To tackle the challenges above, we have been working on the basis of the RSS methodology (see Mobileye’s intro; the original paper; a logical introduction), which we find to be a very good answer to the question of what to model, and what not to model. Our recent paper introduces a formal logic for RSS safety proofs (Hasuo et al., IEEE Trans. Intell. Vehicles, 2022; its arXiv version). It is heavily inspired by Platzer’s differential dynamic logic. Here (EN/JP) is an introduction video to the paper. The candidate’s work will be based on this recent paper.

The candidate will work closely with Prof. Ichiro Hasuo and a few other team members.

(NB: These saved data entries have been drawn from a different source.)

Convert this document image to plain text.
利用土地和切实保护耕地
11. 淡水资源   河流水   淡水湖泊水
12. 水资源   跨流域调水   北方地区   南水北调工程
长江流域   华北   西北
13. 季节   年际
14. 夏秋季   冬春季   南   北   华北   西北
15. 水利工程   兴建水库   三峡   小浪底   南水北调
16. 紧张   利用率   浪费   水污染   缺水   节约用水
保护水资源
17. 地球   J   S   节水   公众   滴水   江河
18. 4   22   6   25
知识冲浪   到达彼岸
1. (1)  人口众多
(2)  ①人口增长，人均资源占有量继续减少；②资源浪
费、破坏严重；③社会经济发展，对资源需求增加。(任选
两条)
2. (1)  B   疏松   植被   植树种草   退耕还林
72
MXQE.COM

It is possible that the candidate be granted an academic title (such as Project Assistant/Associate Professor).


  • Motivated, dedicated, and able to work both independently and collaboratively
  • Proven publication record
  • Familiarity with formal logic and deductive verification
  • Experience in using an interactive theorem prover
  • Eagerness to bridge theoretical research and real-world problems
  • PhD degree (or be close to completion)
  • Courage to learn and experiment with new techniques (Some theoreticians cannot stand the unpredictability of running experiments and waiting for their results)
  • Eagerness and experience in collaborative theoretical research
  • Must be able to communicate and work well with other team members
  • Fluency in English, both orally and in paper writing


The following skills are not at all mandatory. They however will be a plus

  • Experience in hybrid system research
  • Experience in implementing theorem provers
  • Experience in functional programming
  • (Japanese language skills will be useful for everyday life, but not mandatory at all) 

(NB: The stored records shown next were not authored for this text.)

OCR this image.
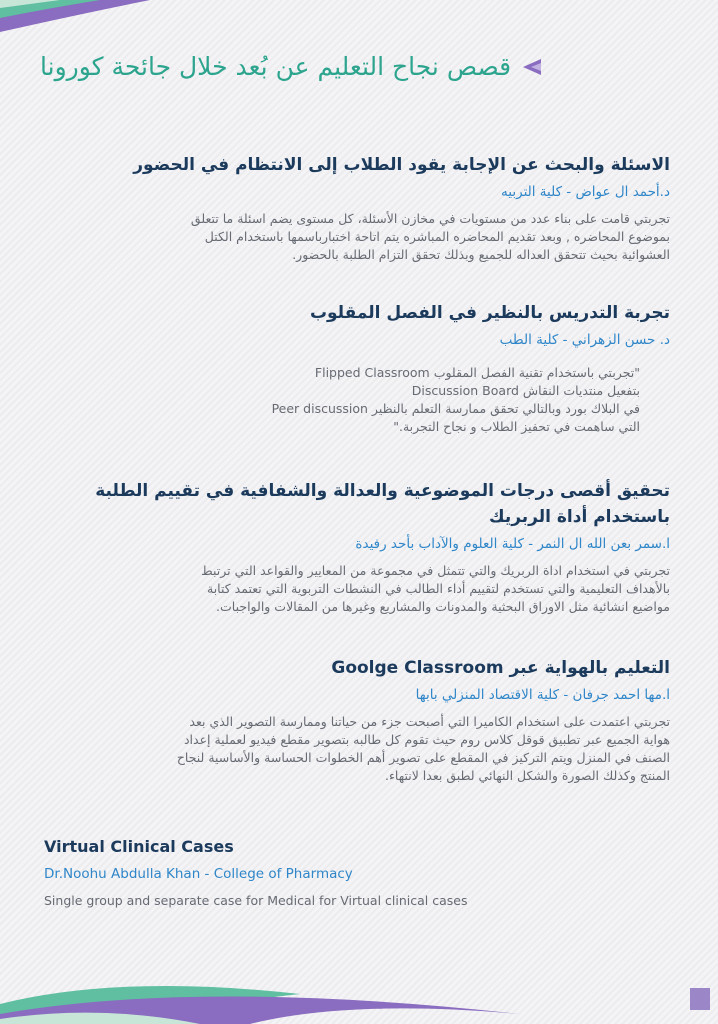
قصص نجاح التعليم عن بُعد خلال جائحة كورونا
الاسئلة والبحث عن الإجابة يقود الطلاب إلى الانتظام في الحضور
د.أحمد ال عواض - كلية التربيه
تجربتي قامت على بناء عدد من مستويات في مخازن الأسئلة، كل مستوى يضم اسئلة ما تتعلق
بموضوع المحاضره , وبعد تقديم المحاضره المباشره يتم اتاحة اختبارباسمها باستخدام الكتل
العشوائية بحيث تتحقق العداله للجميع وبذلك تحقق التزام الطلبة بالحضور.
تجربة التدريس بالنظير في الفصل المقلوب
د. حسن الزهراني - كلية الطب
"تجربتي باستخدام تقنية الفصل المقلوب Flipped Classroom
بتفعيل منتديات النقاش Discussion Board
في البلاك بورد وبالتالي تحقق ممارسة التعلم بالنظير Peer discussion
التي ساهمت في تحفيز الطلاب و نجاح التجربة."
تحقيق أقصى درجات الموضوعية والعدالة والشفافية في تقييم الطلبة باستخدام أداة الربريك
ا.سمر بعن الله ال النمر - كلية العلوم والآداب بأحد رفيدة
تجربتي في استخدام اداة الربريك والتي تتمثل في مجموعة من المعايير والقواعد التي ترتبط
بالأهداف التعليمية والتي تستخدم لتقييم أداء الطالب في النشطات التربوية التي تعتمد كتابة
مواضيع انشائية مثل الاوراق البحثية والمدونات والمشاريع وغيرها من المقالات والواجبات.
التعليم بالهواية عبر Goolge Classroom
ا.مها احمد جرفان - كلية الاقتصاد المنزلي بابها
تجربتي اعتمدت على استخدام الكاميرا التي أصبحت جزء من حياتنا وممارسة التصوير الذي بعد
هواية الجميع عبر تطبيق قوقل كلاس روم حيث تقوم كل طالبه بتصوير مقطع فيديو لعملية إعداد
الصنف في المنزل ويتم التركيز في المقطع على تصوير أهم الخطوات الحساسة والأساسية لنجاح
المنتج وكذلك الصورة والشكل النهائي لطبق بعدا لانتهاء.
Virtual Clinical Cases
Dr.Noohu Abdulla Khan - College of Pharmacy
Single group and separate case for Medical for Virtual clinical cases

  • This call was posted in October 2022. It will remain open until the position is filled.
    (There is another researcher call that we are currently advertising. The current call may be closed early if we have a good candidate for this other call.)
  • Annual gross salary: JPY 4,260,000 — 7,368,000 yearly, gross (depends on qualifications and experience).
  • The contract is initially until the end of a fiscal year (March 31), with the possibility of extension (maximum until the project ends in March 2025).
  • Our admin staff will provide support for moving, visa application, etc.
  • Starting date: as early as possible
  • Location: Tokyo, Japan (remote work from abroad is not allowed)


Applications should be sent to application_eratommsd [at], with the subject “ERATO Researcher Application (Automated Driving).” Please include

  • your brief CV,
  • short description of research interests (can be very informal and short),
  • the list of papers (a dblp or Google scholar link will do, for example),
  • a couple of representative papers (in pdf), and
  • (preferably) the contact of two references.

We will contact you for further material, provided that we find sufficient relevance in your application.

Inquiries should also be sent to application_eratommsd [at], with the subject “ERATO Researcher Inquiry (Automated Driving).”


We have employed 10+ researchers and scientific programmers from abroad–see our list of members/former members. We have ample experience in supporting them in coming to and living in Tokyo.


Tokyo is not an expensive city. On actual prices and availabilities you will find a lot of information sources on the web (including this). Some sample prices:

  • An studio apartment, 30m2, 30min door-to-door to our Tokyo site: JPY 80,000 / month
  • A 2-bedroom apartment, 40m2, 20min door-to-door to our Tokyo site: JPY 130,000 / month
  • A 15-min metro ride: JPY 200
  • A quick (but nice) Japanese set meal: JPY 600-1000
  • An exquisite sushi set meal (which even locals rarely have 🙂 ): JPY 30,000
  • A pint of beer: JPY 800


You can easily find an apartment using the following websites:, and others.


The working environment is totally in English, with more than half of the team coming from abroad. Japanese language skills will help everyday life, but one can definitely live without them, as we know from our colleagues’ experience.